"When you sail for the first time you realize that the boat has no brakes...", jokes Diego Saavedra. Despite being born in A Coruña and rowing with his father as a young man, he had never driven a boat on the open sea. In 2007, when he was just 32 years old, his life changed forever after he was diagnosed with multiple sclerosis. Their mobility was reduced thereafter. He had to resort to a wheelchair. The sea seemed to be far from his reach. But just the opposite happened: he ended up at the helm of a small sailboat with a little help.

"It's impossible to be unhappy when it makes you forget everything you've lost, everything you're missing, and still get to port," Diego confesses in the documentary Vidas contadas: 14 historias de overcome while enjoying the waves and the wind as a participant in the Healthy Physical Activity Effort program aimed at people with and without functional diversity. And he doesn't seem to be bad at all. This year, in fact, he has won the Esfuerza Nautical Open Regatta held in his city.

"Sailing gives me freedom," he sums up in Madrid at the presentation of an audiovisual project that allows us to learn about several life lessons in addition to his own. Like that of the Venezuelan Bárbara Jota, who arrived in Vigo at the age of 15 and without having heard a word of Galician in her life. "My first class at school was history," she recalls. Or that of Mari Pepa Subires, from Malaga, who suddenly found herself at home "with nothing to do or excitement" after being fired from the cleaning company where she worked. Or like that of Barcelona's Rosa Morillas, who lived the last months of her mother's life accompanied by a psychologist specialising in palliative care.

The four met yesterday at CaixaFórum Madrid to share their experiences in different social support programmes of the La Caixa Foundation, aimed at each stage of life and aimed at breaking the cycle of hereditary poverty through education, training for labour insertion, coping with loneliness or facing the grieving process.

2.7 million Spanish children live in households below the poverty line

The Keys to Social Progress event also served as an opportunity for the La Caixa Foundation to take stock of the work it carries out with a thousand entities and institutions throughout the country so that people in vulnerable situations can develop their potential.

"The inequality gap is widening, especially social exclusion," warned Elisa Durán, deputy director general of the La Caixa Foundation. "We are at a very critical moment and it is urgent to change the model," he said, after detailing that in the entire European Union only Greece, Bulgaria and Romania have worse statistics in this regard than our country. And stressing, in passing, the importance of collaborative philanthropy to raise awareness in society that "social needs are not in another part of the world, but very close to us".

At his side, Marc Simón, deputy director general of the La Caixa Foundation, offered figures on an action plan promoted with the slogan "Progress is only if we all progress". Thus, he reported that currently 2.7 million Spanish children live in households below the poverty line and that CaixaProinfancia serves more than 62,000 children in vulnerable situations and more than 38,000 families.

La Caixa Foundation also released the results of the study Dynamics of multidimensional poverty in Spain and other European countries. Based on the analysis of more than 20 European countries between 2016 and 2020, it reveals that, unlike other countries, ours did not experience a reduction in the incidence of poverty during that period.

Moreover, people living in poverty in Spain are more at risk of suffering from other deprivations such as overcrowding, low wages, low work intensity or poor health, and are less likely to stop suffering from these deprivations, compared to people who are not in poverty.

Social progress in our societies has regressed.
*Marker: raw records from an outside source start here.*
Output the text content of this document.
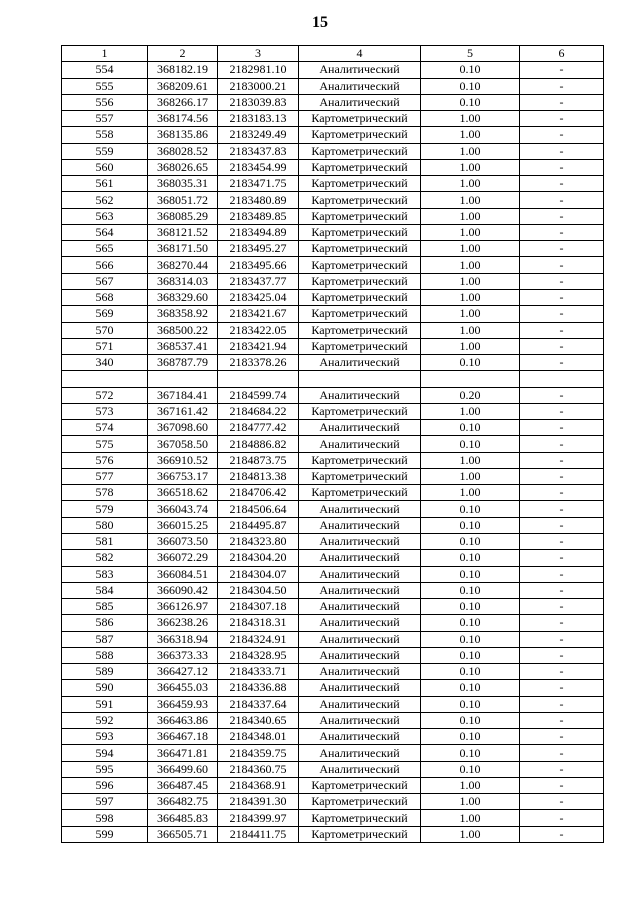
15
1	2	3	4	5	6
554	368182.19	2182981.10	Аналитический	0.10	-
555	368209.61	2183000.21	Аналитический	0.10	-
556	368266.17	2183039.83	Аналитический	0.10	-
557	368174.56	2183183.13	Картометрический	1.00	-
558	368135.86	2183249.49	Картометрический	1.00	-
559	368028.52	2183437.83	Картометрический	1.00	-
560	368026.65	2183454.99	Картометрический	1.00	-
561	368035.31	2183471.75	Картометрический	1.00	-
562	368051.72	2183480.89	Картометрический	1.00	-
563	368085.29	2183489.85	Картометрический	1.00	-
564	368121.52	2183494.89	Картометрический	1.00	-
565	368171.50	2183495.27	Картометрический	1.00	-
566	368270.44	2183495.66	Картометрический	1.00	-
567	368314.03	2183437.77	Картометрический	1.00	-
568	368329.60	2183425.04	Картометрический	1.00	-
569	368358.92	2183421.67	Картометрический	1.00	-
570	368500.22	2183422.05	Картометрический	1.00	-
571	368537.41	2183421.94	Картометрический	1.00	-
340	368787.79	2183378.26	Аналитический	0.10	-

572	367184.41	2184599.74	Аналитический	0.20	-
573	367161.42	2184684.22	Картометрический	1.00	-
574	367098.60	2184777.42	Аналитический	0.10	-
575	367058.50	2184886.82	Аналитический	0.10	-
576	366910.52	2184873.75	Картометрический	1.00	-
577	366753.17	2184813.38	Картометрический	1.00	-
578	366518.62	2184706.42	Картометрический	1.00	-
579	366043.74	2184506.64	Аналитический	0.10	-
580	366015.25	2184495.87	Аналитический	0.10	-
581	366073.50	2184323.80	Аналитический	0.10	-
582	366072.29	2184304.20	Аналитический	0.10	-
583	366084.51	2184304.07	Аналитический	0.10	-
584	366090.42	2184304.50	Аналитический	0.10	-
585	366126.97	2184307.18	Аналитический	0.10	-
586	366238.26	2184318.31	Аналитический	0.10	-
587	366318.94	2184324.91	Аналитический	0.10	-
588	366373.33	2184328.95	Аналитический	0.10	-
589	366427.12	2184333.71	Аналитический	0.10	-
590	366455.03	2184336.88	Аналитический	0.10	-
591	366459.93	2184337.64	Аналитический	0.10	-
592	366463.86	2184340.65	Аналитический	0.10	-
593	366467.18	2184348.01	Аналитический	0.10	-
594	366471.81	2184359.75	Аналитический	0.10	-
595	366499.60	2184360.75	Аналитический	0.10	-
596	366487.45	2184368.91	Картометрический	1.00	-
597	366482.75	2184391.30	Картометрический	1.00	-
598	366485.83	2184399.97	Картометрический	1.00	-
599	366505.71	2184411.75	Картометрический	1.00	-
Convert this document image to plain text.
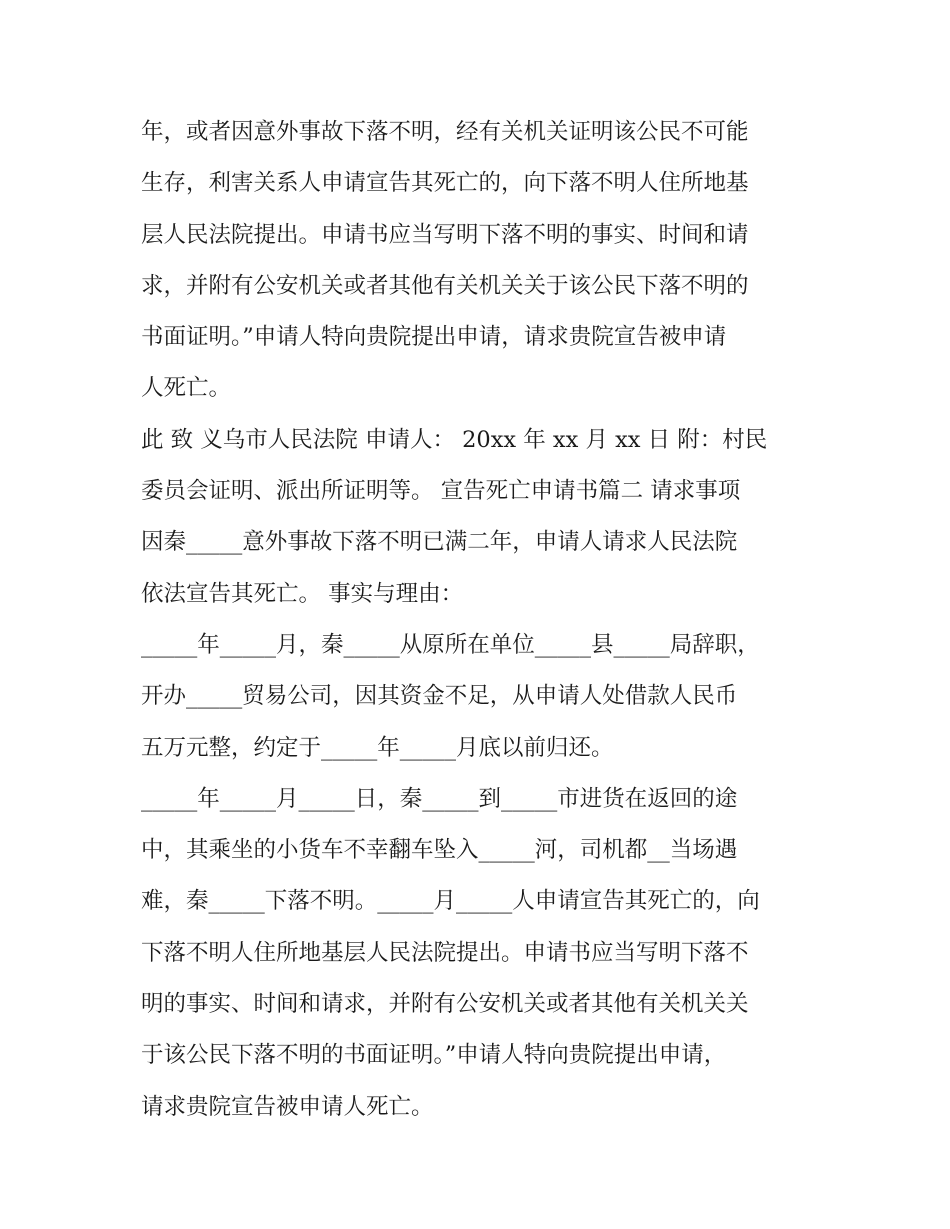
年，或者因意外事故下落不明，经有关机关证明该公民不可能
生存，利害关系人申请宣告其死亡的，向下落不明人住所地基
层人民法院提出。申请书应当写明下落不明的事实、时间和请
求，并附有公安机关或者其他有关机关关于该公民下落不明的
书面证明。”申请人特向贵院提出申请，请求贵院宣告被申请
人死亡。
此 致 义乌市人民法院 申请人： 20xx 年 xx 月 xx 日 附：村民
委员会证明、派出所证明等。 宣告死亡申请书篇二 请求事项
因秦_____意外事故下落不明已满二年，申请人请求人民法院
依法宣告其死亡。 事实与理由：
_____年_____月，秦_____从原所在单位_____县_____局辞职，
开办_____贸易公司，因其资金不足，从申请人处借款人民币
五万元整，约定于_____年_____月底以前归还。
_____年_____月_____日，秦_____到_____市进货在返回的途
中，其乘坐的小货车不幸翻车坠入_____河，司机都__当场遇
难，秦_____下落不明。_____月_____人申请宣告其死亡的，向
下落不明人住所地基层人民法院提出。申请书应当写明下落不
明的事实、时间和请求，并附有公安机关或者其他有关机关关
于该公民下落不明的书面证明。”申请人特向贵院提出申请，
请求贵院宣告被申请人死亡。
The glue has dried

Antón Costas, Professor of Economic Policy at the University of Barcelona

"Our parents and grandparents were able to build a social contract and as long as the glue of that social contract worked, everything got better. But something has happened from the 80s until now. Social progress in our societies has regressed. The glue has dried," denounced Antón Costas, professor of Economic Policy at the University of Barcelona and president of the Economic and Social Council of Spain.

The stories of empowerment in Vidas contadas, directed by filmmaker and photographer Xavier Menós, can be viewed on the website fundacionlacaixa.org/es/vidas-contadas. In addition to the documentary, these stories will be materialized in a calendar – with a story each month – that aims to reach more than one million Spanish households.

Bárbara is now studying to work in a biomedical laboratory in the future. Mari Pepa has once again felt useful as a volunteer for the Mi cachito de huerto project, where she teaches people with functional disabilities how to plant. And Rosa has learned to manage her emotions and look fear in the face.